Cette page est informative. Elle ne remplace pas un avis médical. Consultez un professionnel si signes de déshydratation, fièvre élevée, sang dans les selles, patient fragile ou si l’état se détériore.
Plan : d’abord ce qu’ils ont en commun, puis les différences détaillées, un tableau synthétique et enfin un verdict nuancé par usage.
Ce qu’ils ont en commun
Les deux produits sont des probiotiques étudiés dans la diarrhée aiguë et disponibles sous des formes adaptées au grand public. Les revues systématiques et les synthèses citent ces souches parmi celles ayant montré un effet sur la durée de la diarrhée dans certains essais. Ces synthèses notent toutefois une hétérogénéité importante entre études et entre souches (Cochrane ; revues PMC).

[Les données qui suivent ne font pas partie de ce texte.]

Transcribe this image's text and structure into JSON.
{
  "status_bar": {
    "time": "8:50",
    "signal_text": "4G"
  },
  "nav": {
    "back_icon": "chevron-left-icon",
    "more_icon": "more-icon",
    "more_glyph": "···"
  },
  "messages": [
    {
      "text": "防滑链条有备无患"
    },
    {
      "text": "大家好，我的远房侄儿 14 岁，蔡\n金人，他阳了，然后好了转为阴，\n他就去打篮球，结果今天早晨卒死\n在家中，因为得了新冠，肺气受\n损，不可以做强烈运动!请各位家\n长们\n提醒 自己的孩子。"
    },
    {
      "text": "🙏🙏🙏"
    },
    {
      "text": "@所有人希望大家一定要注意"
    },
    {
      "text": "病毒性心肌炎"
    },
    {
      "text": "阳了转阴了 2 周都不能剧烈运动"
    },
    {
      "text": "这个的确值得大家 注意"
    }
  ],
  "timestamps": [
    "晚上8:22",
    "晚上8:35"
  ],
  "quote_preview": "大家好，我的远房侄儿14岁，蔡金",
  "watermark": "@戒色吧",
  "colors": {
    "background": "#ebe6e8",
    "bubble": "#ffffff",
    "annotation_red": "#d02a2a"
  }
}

Sur la tolérance, les bilans de sécurité indiquent qu’en population saine ces souches sont généralement bien tolérées. Les documents consultés signalent des précautions pour les patients immunodéprimés et pour les personnes porteuses de dispositifs intravasculaires en raison de cas rares d’infection invasive rapportés (Cochrane ; NIH ODS).
Enfin, les recommandations et guides soulignent que l’effet dépend de la souche, de la dose et du contexte clinique (âge, cause de la diarrhée) : l’efficacité n’est pas universelle et varie selon l’essai et la population étudiée (ESPGHAN ; WGO ; AGA).
Souche et classification
Ultralevure : Saccharomyces boulardii CNCM I-745, une levure. BioGaia Protectis : Limosilactobacillus / Lactobacillus reuteri DSM 17938, une bactérie lactique. Ces deux types de micro-organismes n’agissent pas de la même façon.
Conséquence concrète : les mécanismes proposés diffèrent. S. boulardii est décrit dans la littérature comme ayant des effets sur certains pathogènes et une bonne stabilité face à l’acidité gastrique. L. reuteri est présenté comme susceptible de moduler la microflore et d’avoir des effets anti-inflammatoires. Ces mécanismes restent partiellement hypothétiques et varient selon les études citées.
Données d’essais et niveau de preuve
Les revues systémiques montrent que S. boulardii figure parmi les souches les plus souvent associées à une réduction de la durée de la diarrhée dans plusieurs méta-analyses et guidelines, avec une qualité de preuve variable (Cochrane ; ESPGHAN).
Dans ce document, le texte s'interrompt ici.